JISCMail - JISC-REPOSITORIES Archives

Ian,

I've been doing some work recently harvesting journal article data from a particular repository (not an institutional one). If I were to widen the scope of this work and harvest one or more institutional repositories these are the fields I'd need:

Article title
Author names (separate surname and initials at a minimum, or easy parsing)
Journal title
ISSN 
Publication year
Volume and Issue (as per the journal)
Pagination (first and last pages)
Publisher
Dewey classification - may be multiple (and a means to differentiate this in the metadata from other subject terms)
Persistent URI

And optionally good to have:
eISSN
Date of publication
Country of publication
Abstract
Copyright statement (though I may construct this by some agreement with the repository)
Keywords - may be multiple (eg author keywords)
Global identifiers, eg DOI, PubMed ID

I may also be interested in conference papers, but haven't looked into that in depth. But the requirements would be similar, with Proceedings Title and ISBN(s).

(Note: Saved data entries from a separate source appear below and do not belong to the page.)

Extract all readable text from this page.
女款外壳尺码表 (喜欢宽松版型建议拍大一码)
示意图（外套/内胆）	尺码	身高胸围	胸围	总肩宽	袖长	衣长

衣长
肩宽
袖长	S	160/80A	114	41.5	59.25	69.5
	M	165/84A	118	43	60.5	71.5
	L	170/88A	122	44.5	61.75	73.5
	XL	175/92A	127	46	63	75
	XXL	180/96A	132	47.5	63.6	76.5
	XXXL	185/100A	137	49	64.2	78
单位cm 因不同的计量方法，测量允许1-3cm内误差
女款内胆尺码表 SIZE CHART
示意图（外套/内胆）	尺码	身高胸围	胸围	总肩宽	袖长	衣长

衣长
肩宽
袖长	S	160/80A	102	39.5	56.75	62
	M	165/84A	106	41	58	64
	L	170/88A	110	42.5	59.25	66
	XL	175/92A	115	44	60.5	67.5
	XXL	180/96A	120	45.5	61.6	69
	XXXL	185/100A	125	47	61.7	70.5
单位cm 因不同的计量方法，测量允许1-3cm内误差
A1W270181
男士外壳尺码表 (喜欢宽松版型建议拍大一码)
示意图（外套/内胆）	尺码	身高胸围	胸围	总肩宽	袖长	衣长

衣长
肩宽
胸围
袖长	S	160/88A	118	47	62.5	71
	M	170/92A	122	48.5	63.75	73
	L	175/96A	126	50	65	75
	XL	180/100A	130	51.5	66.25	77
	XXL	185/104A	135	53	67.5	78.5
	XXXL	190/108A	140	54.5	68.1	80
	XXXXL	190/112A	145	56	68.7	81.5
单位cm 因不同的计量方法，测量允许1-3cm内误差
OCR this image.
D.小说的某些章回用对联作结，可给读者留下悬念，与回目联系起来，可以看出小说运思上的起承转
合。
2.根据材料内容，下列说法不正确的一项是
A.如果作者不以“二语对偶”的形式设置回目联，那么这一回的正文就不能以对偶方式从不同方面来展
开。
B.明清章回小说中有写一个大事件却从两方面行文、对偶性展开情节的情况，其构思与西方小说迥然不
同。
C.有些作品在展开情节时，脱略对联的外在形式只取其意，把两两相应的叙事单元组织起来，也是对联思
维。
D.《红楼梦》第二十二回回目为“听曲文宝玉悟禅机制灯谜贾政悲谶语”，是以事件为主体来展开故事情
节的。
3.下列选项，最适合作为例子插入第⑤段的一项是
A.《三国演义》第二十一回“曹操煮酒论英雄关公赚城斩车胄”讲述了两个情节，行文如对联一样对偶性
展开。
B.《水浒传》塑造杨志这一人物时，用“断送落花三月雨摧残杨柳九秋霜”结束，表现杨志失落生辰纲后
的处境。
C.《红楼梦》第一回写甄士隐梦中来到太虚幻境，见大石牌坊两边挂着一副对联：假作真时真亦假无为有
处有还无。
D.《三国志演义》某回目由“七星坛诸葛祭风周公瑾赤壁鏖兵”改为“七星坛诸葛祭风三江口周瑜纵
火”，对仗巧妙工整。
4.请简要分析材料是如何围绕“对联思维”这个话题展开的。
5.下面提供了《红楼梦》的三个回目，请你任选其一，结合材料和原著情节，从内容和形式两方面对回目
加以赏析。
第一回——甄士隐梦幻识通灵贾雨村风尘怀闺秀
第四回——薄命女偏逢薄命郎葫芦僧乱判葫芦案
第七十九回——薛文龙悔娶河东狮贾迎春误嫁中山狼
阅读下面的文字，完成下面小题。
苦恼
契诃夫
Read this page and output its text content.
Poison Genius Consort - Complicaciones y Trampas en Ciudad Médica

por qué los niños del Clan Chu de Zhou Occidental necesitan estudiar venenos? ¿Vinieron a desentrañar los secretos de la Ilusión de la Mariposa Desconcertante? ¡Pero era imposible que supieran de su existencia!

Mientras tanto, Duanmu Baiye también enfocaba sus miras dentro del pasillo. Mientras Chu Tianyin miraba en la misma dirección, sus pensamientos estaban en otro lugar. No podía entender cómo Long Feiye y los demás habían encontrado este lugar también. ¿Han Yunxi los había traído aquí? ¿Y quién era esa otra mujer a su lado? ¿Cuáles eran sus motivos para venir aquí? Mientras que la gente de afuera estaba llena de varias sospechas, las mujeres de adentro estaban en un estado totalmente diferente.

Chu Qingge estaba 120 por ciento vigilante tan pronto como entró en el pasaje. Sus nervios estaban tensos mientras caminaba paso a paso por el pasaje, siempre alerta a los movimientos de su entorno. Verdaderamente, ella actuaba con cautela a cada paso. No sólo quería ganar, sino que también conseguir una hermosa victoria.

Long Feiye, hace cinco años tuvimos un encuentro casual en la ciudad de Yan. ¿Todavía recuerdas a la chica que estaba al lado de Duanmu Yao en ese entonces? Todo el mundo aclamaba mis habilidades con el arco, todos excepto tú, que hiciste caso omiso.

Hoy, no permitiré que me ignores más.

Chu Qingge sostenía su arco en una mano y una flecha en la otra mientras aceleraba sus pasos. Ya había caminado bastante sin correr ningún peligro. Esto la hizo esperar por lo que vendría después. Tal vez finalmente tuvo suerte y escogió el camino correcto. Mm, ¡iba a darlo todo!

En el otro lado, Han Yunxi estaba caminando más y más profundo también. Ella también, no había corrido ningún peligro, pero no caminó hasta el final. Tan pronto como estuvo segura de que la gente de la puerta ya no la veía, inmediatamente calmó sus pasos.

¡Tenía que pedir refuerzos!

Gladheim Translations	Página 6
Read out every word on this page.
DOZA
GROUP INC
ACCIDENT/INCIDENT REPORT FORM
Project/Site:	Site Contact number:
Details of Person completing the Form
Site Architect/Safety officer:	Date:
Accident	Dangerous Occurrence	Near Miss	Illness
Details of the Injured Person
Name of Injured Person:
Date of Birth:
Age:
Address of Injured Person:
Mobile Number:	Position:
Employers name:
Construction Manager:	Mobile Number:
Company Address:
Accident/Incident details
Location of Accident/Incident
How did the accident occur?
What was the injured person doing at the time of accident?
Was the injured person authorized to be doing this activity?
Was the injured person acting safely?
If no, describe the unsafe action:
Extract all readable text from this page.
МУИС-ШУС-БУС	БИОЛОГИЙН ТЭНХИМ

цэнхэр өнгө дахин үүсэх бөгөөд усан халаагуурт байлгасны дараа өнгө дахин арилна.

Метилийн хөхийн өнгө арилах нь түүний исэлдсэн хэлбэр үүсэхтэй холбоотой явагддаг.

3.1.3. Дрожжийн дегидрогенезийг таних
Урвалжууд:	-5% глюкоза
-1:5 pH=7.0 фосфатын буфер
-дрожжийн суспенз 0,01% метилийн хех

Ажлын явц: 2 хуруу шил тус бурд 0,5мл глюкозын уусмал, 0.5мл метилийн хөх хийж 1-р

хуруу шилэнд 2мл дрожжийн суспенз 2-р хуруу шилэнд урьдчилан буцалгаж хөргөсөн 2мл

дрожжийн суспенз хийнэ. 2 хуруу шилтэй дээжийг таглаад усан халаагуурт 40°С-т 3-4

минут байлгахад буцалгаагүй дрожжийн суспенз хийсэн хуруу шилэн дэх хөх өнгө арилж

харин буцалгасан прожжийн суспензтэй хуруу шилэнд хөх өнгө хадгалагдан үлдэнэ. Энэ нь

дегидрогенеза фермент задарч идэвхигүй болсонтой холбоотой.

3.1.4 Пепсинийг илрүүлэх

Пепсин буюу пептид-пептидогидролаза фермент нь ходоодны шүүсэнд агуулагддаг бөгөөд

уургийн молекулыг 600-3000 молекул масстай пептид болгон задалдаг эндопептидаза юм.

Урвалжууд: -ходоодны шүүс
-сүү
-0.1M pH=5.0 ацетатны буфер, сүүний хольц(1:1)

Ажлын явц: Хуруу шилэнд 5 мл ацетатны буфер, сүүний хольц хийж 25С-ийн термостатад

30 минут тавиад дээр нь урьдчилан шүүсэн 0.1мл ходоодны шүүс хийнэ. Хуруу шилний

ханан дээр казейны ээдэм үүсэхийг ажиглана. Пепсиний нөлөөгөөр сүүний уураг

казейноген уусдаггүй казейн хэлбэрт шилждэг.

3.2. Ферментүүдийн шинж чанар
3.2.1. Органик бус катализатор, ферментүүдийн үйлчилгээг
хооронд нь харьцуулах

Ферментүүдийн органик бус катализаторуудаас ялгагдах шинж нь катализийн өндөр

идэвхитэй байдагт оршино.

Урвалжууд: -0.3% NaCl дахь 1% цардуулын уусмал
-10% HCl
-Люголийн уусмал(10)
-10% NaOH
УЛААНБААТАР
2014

Realistically Dewey may be a bit optimistic...but it is needed for my application. I'd probably need to devise ways to augment data with this after harvest. 

I think that simple Dublin Core would not be adequate to provide all the above, unless there were some conventions about what goes into which fields (it's the journal details that are problematic) - but that's not very interoperable.

Hope this helps.
	Ann

-------------------------------------------------
Ann Apps MBCS CITP. Research & Development, Mimas,
   The University of Manchester, Oxford Road, Manchester, M13 9PL, UK 
Tel: +44 (0) 161 275 6039  Fax: +44 (0) 161 275 6040
Email: [log in to unmask] WWW: http://epub.mimas.ac.uk/ann.html
--------------------------------------------------

> -----Original Message-----
> From: Repositories discussion list [mailto:JISC-
> [log in to unmask]] On Behalf Of Ian Stuart
> Sent: Tuesday, March 11, 2008 12:30 AM
> To: [log in to unmask]
> Subject: Re: [JISC-REPOSITORIES] Central versus institutional self-archiving
> 
> Andy Powell wrote:
> > ..... and that it'll all be alright anyway because someone is going
> > to come along and build a really good service for us based on harvesting
> > metadata over OAI-PMH.
> Which brings us full circle to my original question :chuckle:
> 
> If we have some form of shared harvesting going on (maybe in some clever
> web 2.0 kinda way, who knows), then surely you want *as a minimum* the
> 15 Dublin Core fields, and preferably the full 20-odd fields of metadata
> that the Repositories are taking in.
> 
> On the other hand, we also know that people are lazy, and will fill in
> the fewest boxes possible (in one session) - so what is the minimum
> data-set the Repository people want?
> 
> What is *your* minimum set of metadata you would be prepared to see in
> an OAI harvest? What would you *like* to see in a record?